Investment Scams: Investors Beware of Government Impersonators
Investors need to beware of a type of scam that involves impersonators of government officials.
Modus Operandi:
The scammers' modus operandi involves calling, emailing or mailing investors, using the name of real government employees (usually employees of the Securities and Exchange Commission) to solicit personal and financial information from these investors. Examples of information usually solicited include:
- information on their shares and brokerage accounts
- account personal identification number (PIN)
- banking information
- other information that may be used in identity theft
Justification
Scammers justify their request for highly sensitive information by telling an investor (their target or prospective victim) that they (scammers) need such information so they can:
- transfer funds to the investor's account
- ensure the investor's eligibility for a particular government grant
- inform the investor about securities he (doesn't know) he owns
- inform the investor about a lucrative investment offer or deal
- inform the investor about certain disbursements to which he is entitled
What Happens Next
In short, these government employee posers tantalize their target investors with the prospect of earning a lot of money. Those who bite the bait are then asked to send money to the scammers' account if they want to take advantage of the opportunity being offered or if they want the transaction to go through.
In some cases, the scammers do not just request money from their victims. They also use the personal information they have already collected to perpetrate identity theft.
Protecting Yourself
Protect yourself from these scammers by remembering the following tips:
- The SEC is a government agency and does not offer or recommend investment deals, process fund transfers on your behalf and do other things that only bonafide service providers do. Thus, no SEC employee should contact you with regards to these matters.
- SEC employees and government employees do not solicit investors' PIN, passwords and highly sensitive information.

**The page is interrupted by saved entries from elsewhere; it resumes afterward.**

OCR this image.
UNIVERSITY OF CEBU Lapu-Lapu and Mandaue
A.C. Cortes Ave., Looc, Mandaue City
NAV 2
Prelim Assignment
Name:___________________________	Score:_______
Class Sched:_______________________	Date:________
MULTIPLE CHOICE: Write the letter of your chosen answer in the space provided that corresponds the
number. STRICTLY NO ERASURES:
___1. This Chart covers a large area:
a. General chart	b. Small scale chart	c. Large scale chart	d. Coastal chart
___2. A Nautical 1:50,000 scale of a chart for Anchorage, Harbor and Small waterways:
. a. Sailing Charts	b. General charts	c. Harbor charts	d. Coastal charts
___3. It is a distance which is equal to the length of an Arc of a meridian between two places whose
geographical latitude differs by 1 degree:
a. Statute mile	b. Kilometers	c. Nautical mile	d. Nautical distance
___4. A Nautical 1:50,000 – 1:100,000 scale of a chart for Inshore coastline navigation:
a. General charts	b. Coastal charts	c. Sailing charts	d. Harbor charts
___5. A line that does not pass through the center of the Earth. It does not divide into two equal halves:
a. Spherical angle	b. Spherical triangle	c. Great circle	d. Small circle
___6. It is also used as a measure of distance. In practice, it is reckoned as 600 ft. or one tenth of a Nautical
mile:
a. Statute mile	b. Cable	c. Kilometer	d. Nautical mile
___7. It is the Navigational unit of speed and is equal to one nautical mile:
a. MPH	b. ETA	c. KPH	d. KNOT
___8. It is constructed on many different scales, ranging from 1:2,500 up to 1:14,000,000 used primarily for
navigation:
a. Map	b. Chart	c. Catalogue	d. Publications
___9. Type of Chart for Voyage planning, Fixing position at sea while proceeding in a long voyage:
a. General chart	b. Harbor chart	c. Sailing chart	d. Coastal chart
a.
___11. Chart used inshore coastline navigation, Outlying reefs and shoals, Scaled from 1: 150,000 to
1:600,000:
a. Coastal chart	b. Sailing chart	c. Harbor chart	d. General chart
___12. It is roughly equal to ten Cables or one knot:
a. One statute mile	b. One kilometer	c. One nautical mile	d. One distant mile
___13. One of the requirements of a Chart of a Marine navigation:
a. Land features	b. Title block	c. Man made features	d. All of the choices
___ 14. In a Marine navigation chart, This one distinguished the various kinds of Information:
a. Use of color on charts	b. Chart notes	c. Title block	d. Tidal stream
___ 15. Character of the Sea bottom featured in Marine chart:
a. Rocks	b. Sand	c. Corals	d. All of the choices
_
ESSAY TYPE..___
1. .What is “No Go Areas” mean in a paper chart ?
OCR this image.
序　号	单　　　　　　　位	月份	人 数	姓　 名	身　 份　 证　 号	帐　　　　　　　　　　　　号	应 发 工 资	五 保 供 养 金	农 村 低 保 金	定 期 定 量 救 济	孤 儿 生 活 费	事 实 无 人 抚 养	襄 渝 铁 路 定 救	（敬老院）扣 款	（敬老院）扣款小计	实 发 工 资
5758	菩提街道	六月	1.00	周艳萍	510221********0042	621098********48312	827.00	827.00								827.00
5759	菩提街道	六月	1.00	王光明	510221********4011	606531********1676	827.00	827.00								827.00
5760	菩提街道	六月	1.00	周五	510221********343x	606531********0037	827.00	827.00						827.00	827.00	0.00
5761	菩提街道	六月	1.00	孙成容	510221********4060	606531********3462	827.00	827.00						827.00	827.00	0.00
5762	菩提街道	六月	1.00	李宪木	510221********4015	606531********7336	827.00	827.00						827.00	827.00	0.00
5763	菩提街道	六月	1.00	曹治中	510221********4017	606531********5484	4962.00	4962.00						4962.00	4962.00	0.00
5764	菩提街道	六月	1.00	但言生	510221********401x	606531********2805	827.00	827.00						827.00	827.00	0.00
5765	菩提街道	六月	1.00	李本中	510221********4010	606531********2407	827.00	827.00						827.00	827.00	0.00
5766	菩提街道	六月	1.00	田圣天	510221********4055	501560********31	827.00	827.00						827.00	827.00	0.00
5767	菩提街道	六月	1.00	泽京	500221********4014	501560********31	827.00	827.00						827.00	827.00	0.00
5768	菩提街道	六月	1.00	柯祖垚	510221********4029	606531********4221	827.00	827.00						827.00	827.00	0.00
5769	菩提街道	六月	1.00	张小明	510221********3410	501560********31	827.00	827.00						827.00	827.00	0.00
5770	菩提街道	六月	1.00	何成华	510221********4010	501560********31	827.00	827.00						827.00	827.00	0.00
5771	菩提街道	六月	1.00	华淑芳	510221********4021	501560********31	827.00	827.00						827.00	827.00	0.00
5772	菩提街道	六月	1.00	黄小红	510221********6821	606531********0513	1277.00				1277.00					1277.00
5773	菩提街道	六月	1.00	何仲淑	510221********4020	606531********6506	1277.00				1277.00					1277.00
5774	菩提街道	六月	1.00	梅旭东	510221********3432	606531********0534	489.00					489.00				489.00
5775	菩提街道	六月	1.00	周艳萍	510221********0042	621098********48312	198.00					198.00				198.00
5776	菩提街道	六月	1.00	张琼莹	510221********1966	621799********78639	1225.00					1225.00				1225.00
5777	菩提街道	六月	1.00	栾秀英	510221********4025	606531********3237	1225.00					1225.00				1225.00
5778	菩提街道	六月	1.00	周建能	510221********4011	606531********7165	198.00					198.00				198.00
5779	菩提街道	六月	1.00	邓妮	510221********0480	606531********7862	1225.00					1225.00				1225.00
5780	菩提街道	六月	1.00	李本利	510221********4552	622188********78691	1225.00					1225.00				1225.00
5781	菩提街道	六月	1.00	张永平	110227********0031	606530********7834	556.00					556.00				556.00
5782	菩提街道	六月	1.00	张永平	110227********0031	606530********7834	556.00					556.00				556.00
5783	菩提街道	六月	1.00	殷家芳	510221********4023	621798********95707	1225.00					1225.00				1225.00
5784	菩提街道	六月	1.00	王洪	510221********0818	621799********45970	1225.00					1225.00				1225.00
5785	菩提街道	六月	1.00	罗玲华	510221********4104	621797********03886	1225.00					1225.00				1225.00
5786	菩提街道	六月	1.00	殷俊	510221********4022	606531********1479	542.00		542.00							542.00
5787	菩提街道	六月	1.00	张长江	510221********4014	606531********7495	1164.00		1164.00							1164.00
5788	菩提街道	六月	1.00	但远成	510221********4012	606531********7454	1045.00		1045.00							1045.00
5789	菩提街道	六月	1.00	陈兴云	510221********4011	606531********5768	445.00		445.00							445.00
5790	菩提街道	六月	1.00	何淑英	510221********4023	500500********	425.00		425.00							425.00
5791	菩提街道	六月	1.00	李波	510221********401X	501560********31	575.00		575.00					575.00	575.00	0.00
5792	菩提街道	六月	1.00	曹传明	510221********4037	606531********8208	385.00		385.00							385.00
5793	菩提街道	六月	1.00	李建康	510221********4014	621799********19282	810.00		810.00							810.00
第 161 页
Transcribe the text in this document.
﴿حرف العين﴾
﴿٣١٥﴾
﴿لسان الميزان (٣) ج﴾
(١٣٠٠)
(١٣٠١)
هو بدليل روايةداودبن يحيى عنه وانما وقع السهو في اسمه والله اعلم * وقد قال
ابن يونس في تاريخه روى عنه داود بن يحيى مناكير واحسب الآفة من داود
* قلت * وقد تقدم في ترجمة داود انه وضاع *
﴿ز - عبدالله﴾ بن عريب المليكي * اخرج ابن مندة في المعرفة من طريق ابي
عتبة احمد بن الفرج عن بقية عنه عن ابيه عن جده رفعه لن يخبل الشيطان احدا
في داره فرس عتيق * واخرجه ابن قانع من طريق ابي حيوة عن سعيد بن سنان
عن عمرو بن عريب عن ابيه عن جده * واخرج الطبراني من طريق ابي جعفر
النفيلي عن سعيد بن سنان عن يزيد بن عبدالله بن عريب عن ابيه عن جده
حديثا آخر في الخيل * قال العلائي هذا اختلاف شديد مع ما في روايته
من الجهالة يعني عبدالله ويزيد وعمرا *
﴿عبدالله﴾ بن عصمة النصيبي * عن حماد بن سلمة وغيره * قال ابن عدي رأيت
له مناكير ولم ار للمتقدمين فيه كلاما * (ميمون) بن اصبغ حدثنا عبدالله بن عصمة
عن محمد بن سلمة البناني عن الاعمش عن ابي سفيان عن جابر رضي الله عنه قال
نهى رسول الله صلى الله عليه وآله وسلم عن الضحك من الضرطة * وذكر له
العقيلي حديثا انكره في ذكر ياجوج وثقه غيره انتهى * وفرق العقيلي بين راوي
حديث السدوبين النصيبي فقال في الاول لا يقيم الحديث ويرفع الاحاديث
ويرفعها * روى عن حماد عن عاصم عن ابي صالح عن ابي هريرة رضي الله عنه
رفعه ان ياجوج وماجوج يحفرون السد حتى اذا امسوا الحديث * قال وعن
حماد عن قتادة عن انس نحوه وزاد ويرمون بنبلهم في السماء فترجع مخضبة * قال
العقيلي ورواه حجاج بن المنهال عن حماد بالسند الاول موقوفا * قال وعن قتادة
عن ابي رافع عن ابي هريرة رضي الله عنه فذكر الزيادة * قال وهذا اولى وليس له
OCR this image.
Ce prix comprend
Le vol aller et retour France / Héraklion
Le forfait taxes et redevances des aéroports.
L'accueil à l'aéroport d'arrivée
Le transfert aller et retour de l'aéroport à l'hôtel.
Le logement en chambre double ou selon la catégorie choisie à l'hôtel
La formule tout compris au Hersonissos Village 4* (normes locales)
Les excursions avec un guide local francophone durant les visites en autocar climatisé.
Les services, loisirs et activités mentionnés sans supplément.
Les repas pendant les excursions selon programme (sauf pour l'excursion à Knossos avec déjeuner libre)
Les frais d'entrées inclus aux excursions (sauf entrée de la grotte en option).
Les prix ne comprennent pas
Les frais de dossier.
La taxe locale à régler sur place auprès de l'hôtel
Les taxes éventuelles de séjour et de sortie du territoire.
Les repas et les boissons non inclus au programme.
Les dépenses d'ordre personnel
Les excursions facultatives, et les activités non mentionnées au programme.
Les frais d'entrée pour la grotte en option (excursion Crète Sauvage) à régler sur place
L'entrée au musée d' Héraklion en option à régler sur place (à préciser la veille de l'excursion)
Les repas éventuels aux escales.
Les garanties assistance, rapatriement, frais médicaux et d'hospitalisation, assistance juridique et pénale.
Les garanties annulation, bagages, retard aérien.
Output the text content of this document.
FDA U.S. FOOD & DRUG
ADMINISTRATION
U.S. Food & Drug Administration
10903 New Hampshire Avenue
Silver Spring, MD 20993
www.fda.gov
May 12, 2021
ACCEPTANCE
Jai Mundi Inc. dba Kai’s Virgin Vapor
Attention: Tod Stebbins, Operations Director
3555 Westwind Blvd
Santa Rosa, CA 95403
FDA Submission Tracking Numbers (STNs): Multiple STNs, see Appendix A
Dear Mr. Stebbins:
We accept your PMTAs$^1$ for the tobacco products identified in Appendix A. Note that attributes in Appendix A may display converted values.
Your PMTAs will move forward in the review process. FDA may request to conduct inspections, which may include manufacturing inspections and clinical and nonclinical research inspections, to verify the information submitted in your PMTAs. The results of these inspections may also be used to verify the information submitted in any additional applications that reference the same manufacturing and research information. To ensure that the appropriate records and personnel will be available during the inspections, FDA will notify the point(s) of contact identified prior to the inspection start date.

- Government agencies' websites and email addresses use top-level domains like .gov, .mil and fed.us. If you receive a supposedly official email from someone claiming to be a government employee, the website or email address used to send that communication should have one of these top-level domains. Otherwise, chances are high that the email is fraudulent.
- Whenever an email soliciting personal information has a clickable link, copy-paste that link to your search bar (not your URL bar) to search out fraud alerts and warnings. If you want, you may also test it by copy-pasting it to your URL bar. While it is loading, check the bottom-left side of your status bar (where the status message appears) to see if the address in the URL bar matches the actual domain of the site that's loading. Sometimes, scammers provide URL addresses that seem legitimate but would redirect you to a spoof site when used.
- Whenever someone contacts you and tells you he or she is a government or SEC employee, be sure to check his or her credentials. Check if such a person does exist. If a person of that name does exist in the government or SEC payroll, be sure to contact that person directly to verify the communication you received. Finally, if the person who contacted you is indeed an impersonator, be sure to file a complaint with the SEC or the government agency concerned.